The conventional wisdom is that put options are too expensive to use as “tail risk” insurance against extreme losses in equities. But reports earlier this year of their spectacular success in a fund advised by Nassim Nicholas Taleb prompted me to evaluate whether investors should use them.

After the S&P 500 index dived by 34% from February 19 to March 23, stories emerged of spectacular returns for so-called tail risk or “Black Swan” funds. The Financial Times reported that Universa Investments, advised by Black Swan author Nassim Taleb, “made a return for investors of more than 4,000 percent this year.” There ensued a Twitter battle between Taleb and Cliff Asness of hedge fund AQR, precipitated by AQR’s issue of – as Taleb tweeted – “2 flawed reports saying tail risk hedging doesn’t work.” Asness, of course, tweeted back in insulting Twitterdom fashion.

The evidence, however, shows that Taleb was right and Asness was wrong.

How to measure the performance of tail risk strategies

We don’t know the fine details of Universa’s strategies, but we can reasonably infer that they involve purchase of deep-out-of-the-money put options on an equity index. Their purpose is to buy a form of insurance that pays off if the market drops. Thus, they hedge against market declines.

As such, the performance of these funds should not be measured on the tail risk funds in isolation. They are clearly meant to enhance the performance of a whole portfolio of which they are only a part.

Thus, measuring return on investment the way the Financial Times reported doesn’t make sense, as former risk manager Aaron Brown pointed out in a May 29 Bloomberg article. “Suppose you pay $100 per month for homeowner’s insurance on a house valued at $250,000,” he says. If, one fine month, your house burns down you will receive $250,000 – a one-month return, it would seem, of 249,900% on your monthly premium of $100.

This isn’t very meaningful. First of all, in the same month, you lost $250,000 on your house that burned down. The two should be considered in combination, not in isolation – the negative value of your lost house and the positive value of your insurance payoff.

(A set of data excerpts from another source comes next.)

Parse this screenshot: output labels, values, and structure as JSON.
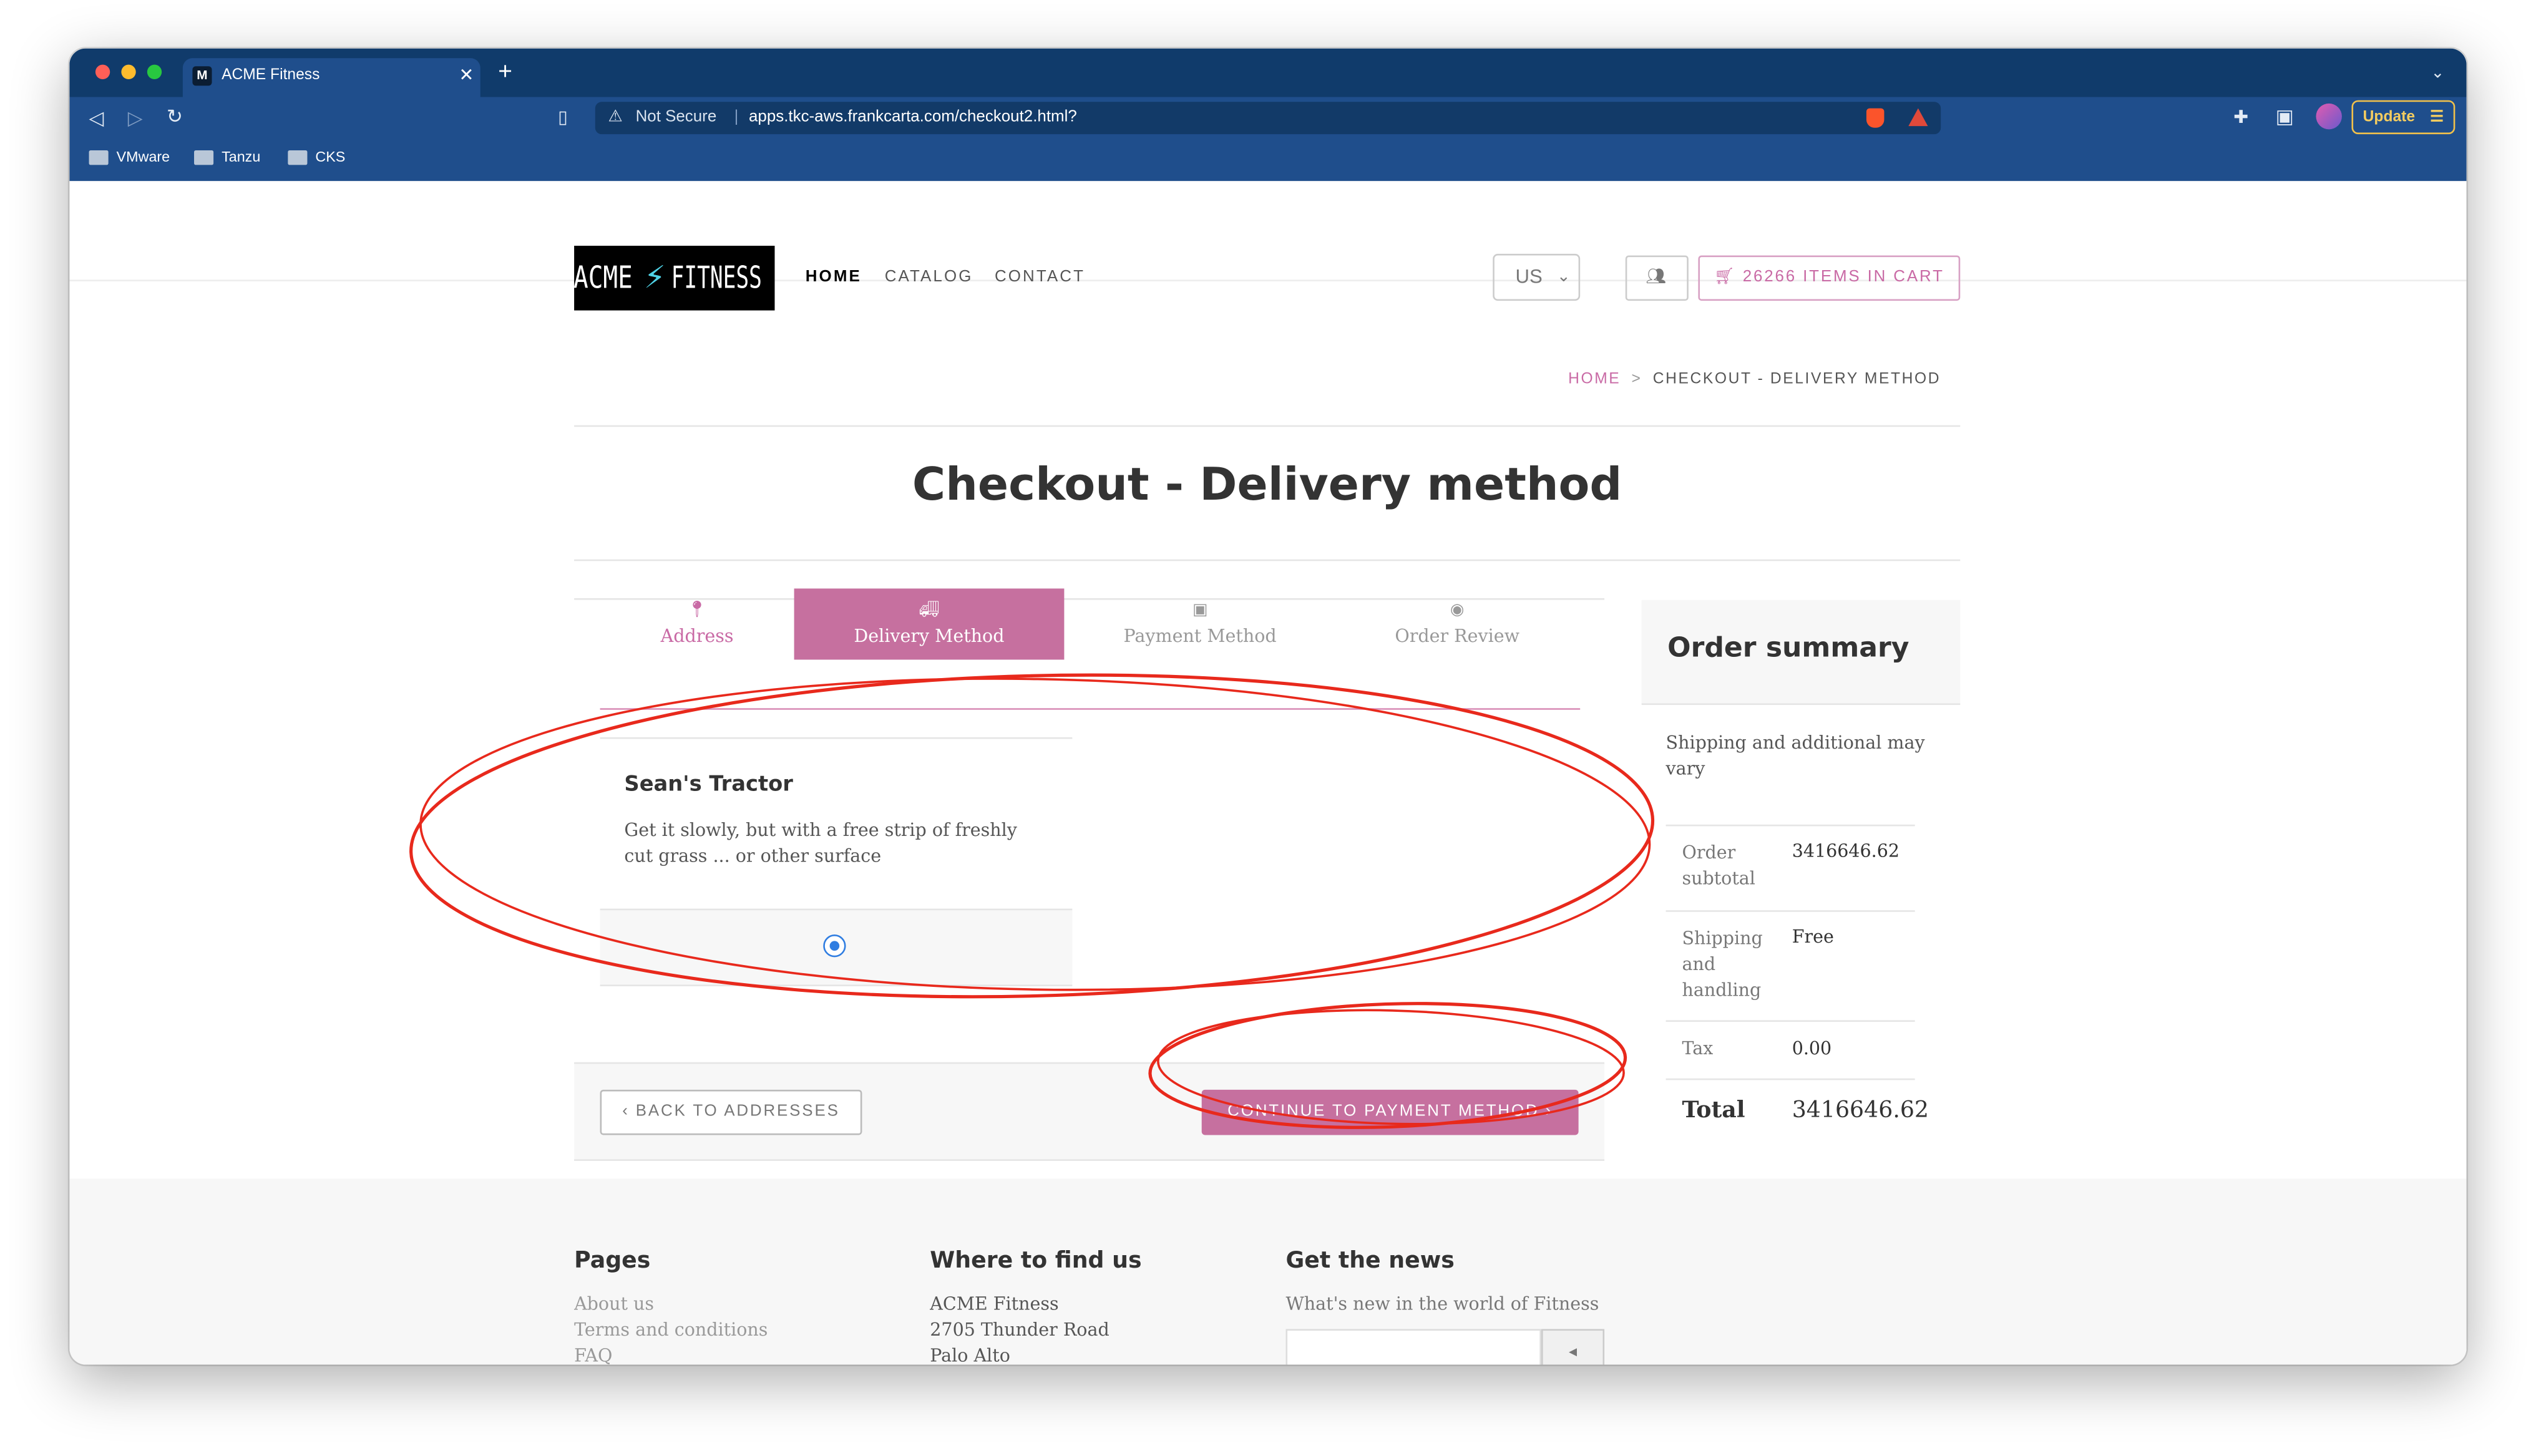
{
  "browser": {
    "tab_title": "ACME Fitness",
    "tab_favicon_letter": "M",
    "security_label": "Not Secure",
    "url": "apps.tkc-aws.frankcarta.com/checkout2.html?",
    "update_label": "Update",
    "bookmarks": [
      "VMware",
      "Tanzu",
      "CKS"
    ],
    "colors": {
      "tabstrip": "#103b6b",
      "toolbar": "#1f4e8c"
    }
  },
  "header": {
    "logo_left": "ACME",
    "logo_right": "FITNESS",
    "nav": [
      "HOME",
      "CATALOG",
      "CONTACT"
    ],
    "country_select": "US",
    "cart_label": "26266 ITEMS IN CART"
  },
  "breadcrumb": {
    "home": "HOME",
    "separator": ">",
    "current": "CHECKOUT - DELIVERY METHOD"
  },
  "page_title": "Checkout - Delivery method",
  "steps": [
    {
      "label": "Address",
      "icon": "map-marker-icon",
      "state": "done"
    },
    {
      "label": "Delivery Method",
      "icon": "truck-icon",
      "state": "active"
    },
    {
      "label": "Payment Method",
      "icon": "money-icon",
      "state": "disabled"
    },
    {
      "label": "Order Review",
      "icon": "eye-icon",
      "state": "disabled"
    }
  ],
  "delivery_option": {
    "name": "Sean's Tractor",
    "description": "Get it slowly, but with a free strip of freshly cut grass ... or other surface",
    "selected": true
  },
  "actions": {
    "back": "BACK TO ADDRESSES",
    "continue": "CONTINUE TO PAYMENT METHOD"
  },
  "order_summary": {
    "title": "Order summary",
    "note": "Shipping and additional may vary",
    "rows": [
      {
        "label": "Order subtotal",
        "value": "3416646.62"
      },
      {
        "label": "Shipping and handling",
        "value": "Free"
      },
      {
        "label": "Tax",
        "value": "0.00"
      }
    ],
    "total_label": "Total",
    "total_value": "3416646.62"
  },
  "footer": {
    "pages_title": "Pages",
    "pages_links": [
      "About us",
      "Terms and conditions",
      "FAQ"
    ],
    "find_title": "Where to find us",
    "address_lines": [
      "ACME Fitness",
      "2705 Thunder Road",
      "Palo Alto"
    ],
    "news_title": "Get the news",
    "news_text": "What's new in the world of Fitness"
  },
  "accent_color": "#c96aa5",
  "annotation_color": "#e8291c"
}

Also, it’s most certainly not the return you get in the long run. To calculate that, you have to take into account all the monthly premiums you paid over the years, not just the premium in the month you got a payoff.

Part of the value of insurance is that it enables a positive form of moral hazard. If you have insurance, you can take more risk. If you couldn’t get homeowner’s insurance, you might have to be satisfied with a less valuable house, so that if it burns down you won’t lose as much.

By the same token, if you would otherwise reduce the risk of your portfolio by allocating to a 60/40 stock/bond mix, adding a tail risk strategy to mitigate the downside risk may make you feel comfortable investing 100 percent in equities instead. This is one of the chief benefits touted by the managers of tail risk funds.

A tail risk strategy, unlike a 60/40 mix, produces returns that are not symmetric. They curtail the downside but do not curtail the upside in a symmetric fashion. Therefore, conventional ways of measuring risk-adjusted return – such as a Sharpe ratio – do not apply well to the measurement of tail risk performance.